Transgender military service ruling

On Oct. 30, a US federal judge blocked the Trump administration’s proposed ban on transgender troops in the military, ruling the policy was inherently discriminatory, based on “disapproval of transgender people generally.” In her explanation, judge Colleen Kollar-Kotelly said she could not permit the ban to move forward in part because of the president’s tweets, which she said undermined the government’s case that the new military policy was about national security.

The judge wrote:

The president abruptly announced, via Twitter—without any of the formality or deliberative processes that generally accompany the development and announcement of major policy changes that will gravely affect the lives of many Americans—that all transgender individuals would be precluded from participating in the military in any capacity. These circumstances provide additional support for plaintiffs’ claim that the decision to exclude transgender individuals was not driven by genuine concerns regarding military efficacy.”

The sentencing of Bowe Bergdahl

An Army judge said on Oct. 30 at a hearing in Fort Bragg, North Carolina that the US president’s previous comments on Bowe Bergdahl, the service member who walked off his base in Afghanistan in 2009 and was later captured by the Taliban, could result in a lesser sentence.

On Twitter and during the 2016 presidential campaign, Trump repeatedly called Bergdahl a traitor and deserter, and expressed disdain for the Obama administration’s decision to gain his freedom through a controversial prisoner swap.

Bergdahl faces up life in prison after he pleaded guilty earlier this month to charges of desertion and endangering the troops who were sent to rescue him. “I will consider the president’s comments as mitigation evidence as I arrive at an appropriate sentence,” judge Col. Jeffery R. Nance said, per the New York Times (paywall).

Travel ban blocked

One of Trump’s signature campaign promises included a call for a ban on all Muslims entering the US.

On Twitter, in many a speech going back to 2015, and in a statement on his campaign website (which was later deleted), Trump said he was “calling for a total and complete shutdown of Muslims entering the United States until our country’s representatives can figure out what is going on.”

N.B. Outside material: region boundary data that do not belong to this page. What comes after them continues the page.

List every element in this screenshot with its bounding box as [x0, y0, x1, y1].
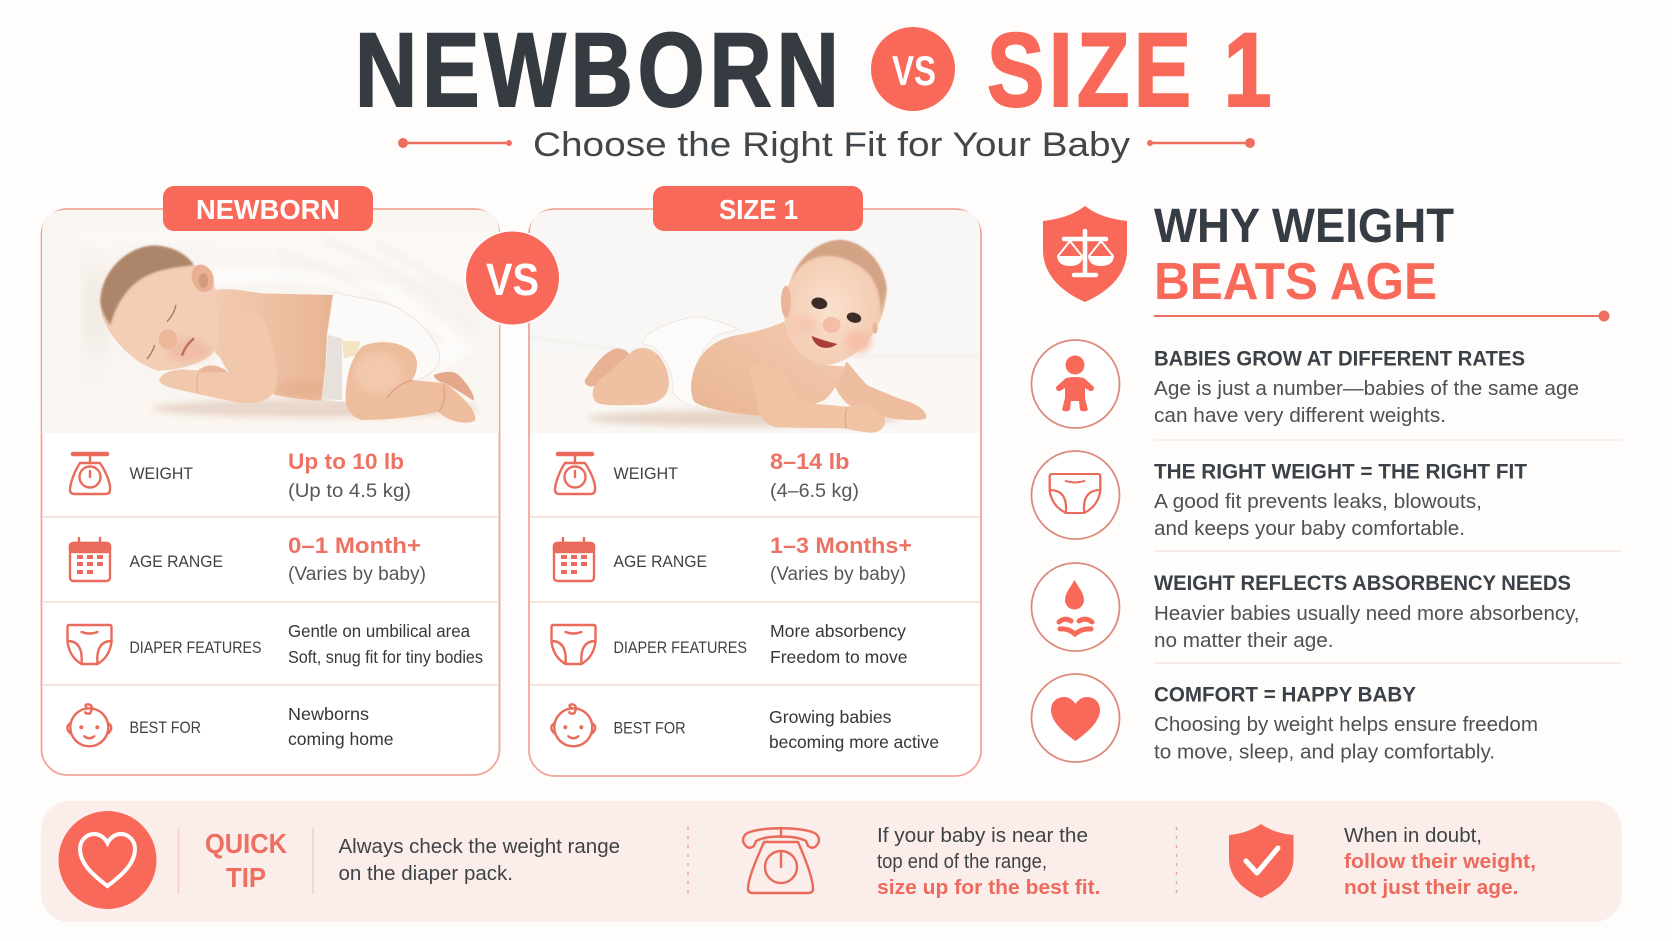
- heading: WHY WEIGHT: [1154, 200, 1454, 253]
- tip 1: [338, 836, 620, 885]
- icon: heart: [1032, 674, 1120, 762]
- item: right weight: [1032, 451, 1527, 540]
- item: right weight: A good fit prevents leaks, blowouts,: [1154, 491, 1482, 513]
- row: diaper features: DIAPER FEATURES: [614, 638, 747, 657]
- row: best for: becoming more active: [769, 732, 939, 752]
- icon: calendar: [554, 538, 594, 581]
- tip 1: on the diaper pack.: [338, 863, 513, 885]
- tip 2: size up for the best fit.: [877, 877, 1100, 899]
- item: right weight: THE RIGHT WEIGHT = THE RIGHT FIT: [1154, 460, 1527, 484]
- item: babies grow: Age is just a number—babies of the same age: [1154, 378, 1579, 400]
- heading: [1154, 200, 1454, 311]
- item: babies grow: can have very different weights.: [1154, 405, 1446, 427]
- photo: smiling baby: [530, 210, 980, 435]
- row: age range: 1–3 Months+: [770, 533, 912, 558]
- item: comfort: COMFORT = HAPPY BABY: [1154, 684, 1416, 706]
- tip 3: [1344, 825, 1536, 899]
- row: weight: (4–6.5 kg): [770, 481, 859, 502]
- subtitle: [398, 126, 1255, 164]
- badge: size 1: SIZE 1: [719, 194, 798, 225]
- item: absorbency: WEIGHT REFLECTS ABSORBENCY NEEDS: [1154, 572, 1571, 595]
- title: [355, 12, 1272, 129]
- tip 2: top end of the range,: [877, 851, 1047, 873]
- icon: scale: [555, 454, 595, 494]
- row: weight: WEIGHT: [130, 464, 193, 483]
- far arm: [835, 362, 926, 420]
- vs circle: [464, 230, 560, 326]
- quick tip label: QUICK: [205, 828, 287, 859]
- near arm: [757, 401, 886, 433]
- panel: quick tip bar: [41, 801, 1622, 922]
- icon: shield with balance: [1043, 206, 1127, 302]
- head: [100, 246, 219, 371]
- title: VS: [892, 47, 936, 94]
- torso: [215, 289, 333, 401]
- icon: heart in circle: [58, 811, 156, 909]
- icon: scale phone: [743, 828, 819, 893]
- row: best for: Growing babies: [769, 707, 892, 727]
- row: weight: [555, 449, 859, 502]
- head: [784, 240, 887, 365]
- tip 2: If your baby is near the: [877, 825, 1088, 847]
- item: absorbency: no matter their age.: [1154, 630, 1334, 652]
- panel: why weight beats age: [1032, 200, 1622, 764]
- row: age range: 0–1 Month+: [288, 533, 421, 558]
- diaper: [642, 317, 738, 407]
- vs circle: VS: [486, 254, 539, 305]
- icon: calendar: [70, 538, 110, 581]
- row: age range: [70, 533, 426, 585]
- item: babies grow: BABIES GROW AT DIFFERENT RATES: [1154, 348, 1525, 370]
- badge: size 1: [653, 186, 863, 231]
- tip 1: Always check the weight range: [338, 836, 620, 858]
- item: comfort: to move, sleep, and play comfortably.: [1154, 742, 1495, 764]
- tip 3: When in doubt,: [1344, 825, 1482, 847]
- row: age range: AGE RANGE: [614, 552, 707, 571]
- icon: diaper: [552, 625, 596, 664]
- icon: water drop: [1032, 563, 1120, 651]
- back foot: [434, 372, 474, 401]
- icon: diaper: [1032, 451, 1120, 539]
- row: best for: coming home: [288, 729, 394, 749]
- row: weight: (Up to 4.5 kg): [288, 481, 411, 502]
- row: best for: Newborns: [288, 704, 369, 724]
- panel: size 1 card: [529, 209, 981, 776]
- icon: baby face: [67, 704, 111, 746]
- row: best for: BEST FOR: [130, 718, 201, 737]
- title: SIZE 1: [987, 12, 1272, 129]
- row: weight: Up to 10 lb: [288, 449, 404, 474]
- item: babies grow: [1032, 340, 1579, 428]
- row: best for: [67, 704, 394, 749]
- row: age range: (Varies by baby): [288, 564, 426, 585]
- row: diaper features: Gentle on umbilical area: [288, 621, 470, 641]
- row: best for: BEST FOR: [614, 718, 686, 738]
- item: comfort: [1032, 674, 1538, 764]
- foot: [585, 348, 630, 387]
- quick tip label: [205, 828, 287, 893]
- row: diaper features: Soft, snug fit for tiny bodies: [288, 647, 483, 667]
- leg: [346, 342, 475, 423]
- item: right weight: and keeps your baby comfortable.: [1154, 518, 1465, 540]
- row: diaper features: [68, 621, 483, 667]
- row: diaper features: More absorbency: [770, 621, 906, 641]
- photo: sleeping newborn: [42, 210, 502, 435]
- torso: [691, 322, 845, 416]
- badge: newborn: NEWBORN: [196, 194, 340, 225]
- row: weight: 8–14 lb: [770, 449, 850, 474]
- tip 3: not just their age.: [1344, 877, 1518, 899]
- tip 2: [877, 825, 1100, 899]
- row: diaper features: DIAPER FEATURES: [130, 638, 262, 657]
- title: NEWBORN: [355, 12, 839, 129]
- row: age range: (Varies by baby): [770, 564, 906, 585]
- badge: newborn: [163, 186, 373, 231]
- row: diaper features: Freedom to move: [770, 647, 908, 667]
- item: comfort: Choosing by weight helps ensure freedom: [1154, 714, 1538, 736]
- heading: BEATS AGE: [1154, 253, 1437, 311]
- row: diaper features: [552, 621, 908, 667]
- icon: baby face: [551, 704, 595, 746]
- leg: [593, 348, 669, 405]
- row: age range: AGE RANGE: [130, 552, 223, 571]
- row: best for: [551, 704, 939, 752]
- icon: diaper: [68, 625, 112, 664]
- icon: baby: [1032, 340, 1120, 428]
- icon: scale: [70, 454, 110, 494]
- item: absorbency: [1032, 563, 1580, 652]
- quick tip label: TIP: [226, 862, 266, 893]
- icon: shield check: [1229, 824, 1294, 898]
- item: absorbency: Heavier babies usually need more absorbency,: [1154, 603, 1580, 625]
- row: age range: [554, 533, 912, 585]
- row: weight: WEIGHT: [614, 464, 678, 483]
- panel: newborn card: [42, 209, 502, 775]
- row: weight: [70, 449, 411, 502]
- tip 3: follow their weight,: [1344, 851, 1536, 873]
- diaper: [322, 292, 440, 402]
- arm: [159, 330, 276, 404]
- subtitle: Choose the Right Fit for Your Baby: [533, 126, 1130, 164]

After his inauguration in January, Trump issued the promised executive order, which would temporarily bar travelers from the Muslim-majority countries of Iraq, Iran, Syria, Yemen, Libya, Sudan, and Somalia for 90 days, stop the country’s refugee resettlement program for 120 days, and indefinitely suspend the resettlement of Syrian refugees.

On Jan. 28, a federal judge in New York blocked the order. The administration put forward a revised travel ban in March, which was also blocked by judges in Maryland and Hawaii.

In the rulings staying both proposed travel bans, the judges involved cited the president’s tweets as influencing their decision to rule against him.

“Indeed, the president recently confirmed his assessment that it is the ‘countries’ that are inherently dangerous, rather than the 180 million individual nationals of those countries,” the court wrote in its June opinion.